Insurance does not cover pre-op, Renovation, post-op, or future associated costs, such as medication or therapy.

Note
: This is an elective procedure and is in no way considered a wellness treatment, or alternative or preventative healthcare.

9.
Each individual can only Renovate once in a lifetime.

Note
: Multiple fluctuations in cellular composition can damage biological systems and structures.

Note
: The terminally ill are not candidates for Renovation. Likewise, individuals with other chronic conditions may not be eligible. A surgeon can provide more information on candidacy for Renovation.

Note
: Illness cannot be erased from cellular up- or down-growth during biological regeneration. Renovation can cause diseased cells to proliferate, resulting in a higher risk of premature death.

10.
Post-menopausal patients cannot bear children if down-growthed to a point between childbearing years.

Note
: Full-term pregnancy and childbirth; however, is feasible if up-growthed within childbearing years.

Note
: Population control is upheld with this procedure.

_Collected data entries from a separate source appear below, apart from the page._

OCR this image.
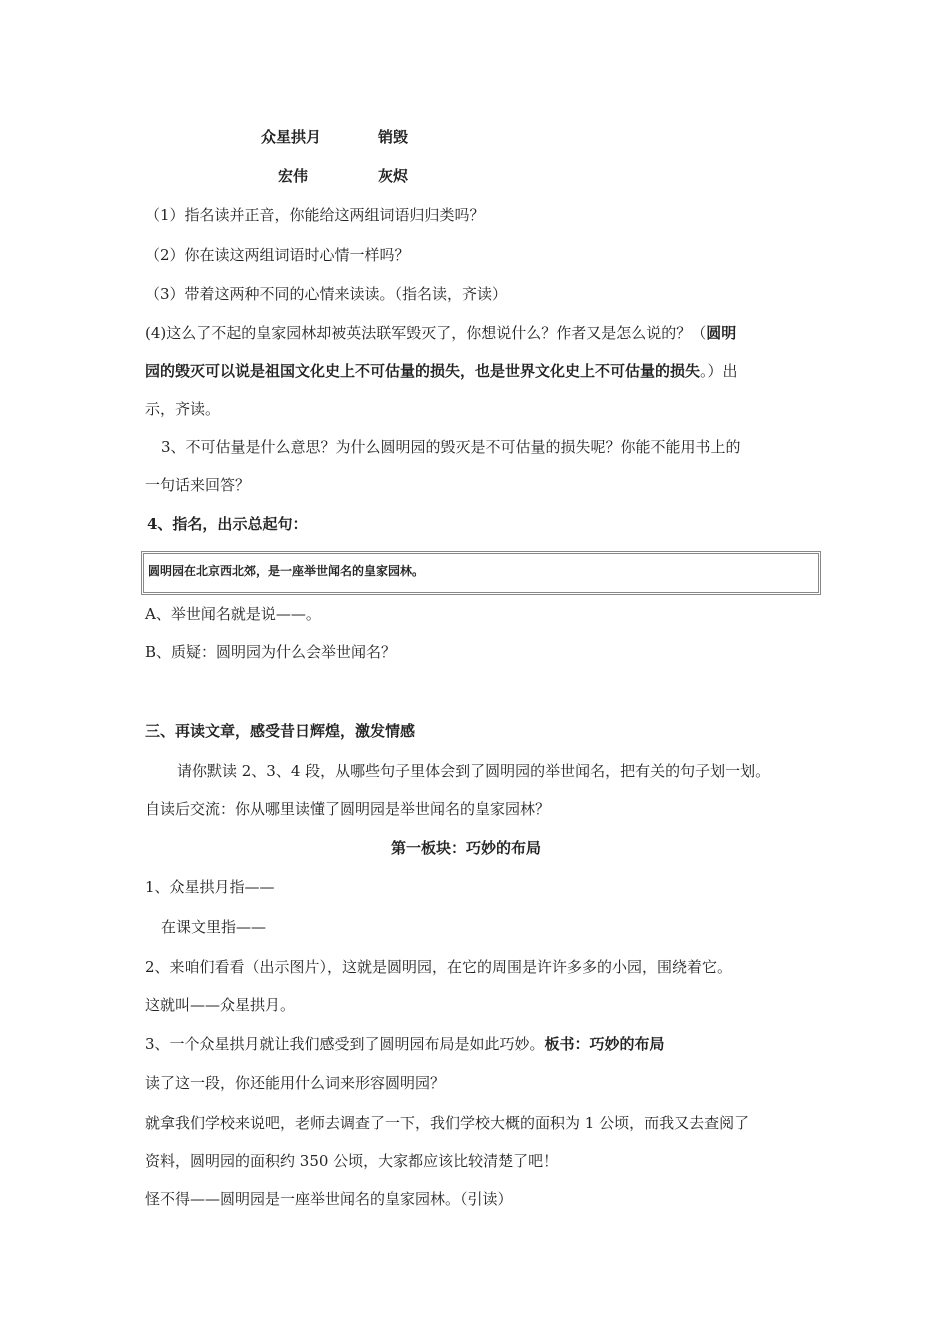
众星拱月	销毁
宏伟	灰烬
（1）指名读并正音，你能给这两组词语归归类吗？
（2）你在读这两组词语时心情一样吗？
（3）带着这两种不同的心情来读读。（指名读，齐读）
(4)这么了不起的皇家园林却被英法联军毁灭了，你想说什么？作者又是怎么说的？（圆明
园的毁灭可以说是祖国文化史上不可估量的损失，也是世界文化史上不可估量的损失。）出
示，齐读。
3、不可估量是什么意思？为什么圆明园的毁灭是不可估量的损失呢？你能不能用书上的
一句话来回答？
4、指名，出示总起句：
圆明园在北京西北郊，是一座举世闻名的皇家园林。
A、举世闻名就是说——。
B、质疑：圆明园为什么会举世闻名？
三、再读文章，感受昔日辉煌，激发情感
请你默读 2、3、4 段，从哪些句子里体会到了圆明园的举世闻名，把有关的句子划一划。
自读后交流：你从哪里读懂了圆明园是举世闻名的皇家园林？
第一板块：巧妙的布局
1、众星拱月指——
在课文里指——
2、来咱们看看（出示图片），这就是圆明园，在它的周围是许许多多的小园，围绕着它。
这就叫——众星拱月。
3、一个众星拱月就让我们感受到了圆明园布局是如此巧妙。板书：巧妙的布局
读了这一段，你还能用什么词来形容圆明园？
就拿我们学校来说吧，老师去调查了一下，我们学校大概的面积为 1 公顷，而我又去查阅了
资料，圆明园的面积约 350 公顷，大家都应该比较清楚了吧！
怪不得——圆明园是一座举世闻名的皇家园林。（引读）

In addition, repeated studies/tests show reproductive systems and associated hormones cannot withstand cellular and structural manipulation.

11.
GMMCOs (or GMCOs), Genetically Modified Multi-cellular Complex Organisms, i.e., GM humans are not candidates for Renovation.

Note
: As GM procedures involve engineered components, a disruption or convergence of prior genetic modifications with regenerative cells can cause severe autoimmune response and possible contamination of unmodified cells or systems.

Note
: In most cases cyborg implants do not interfere with regeneration and therefore such individuals may still be candidates for Renovation.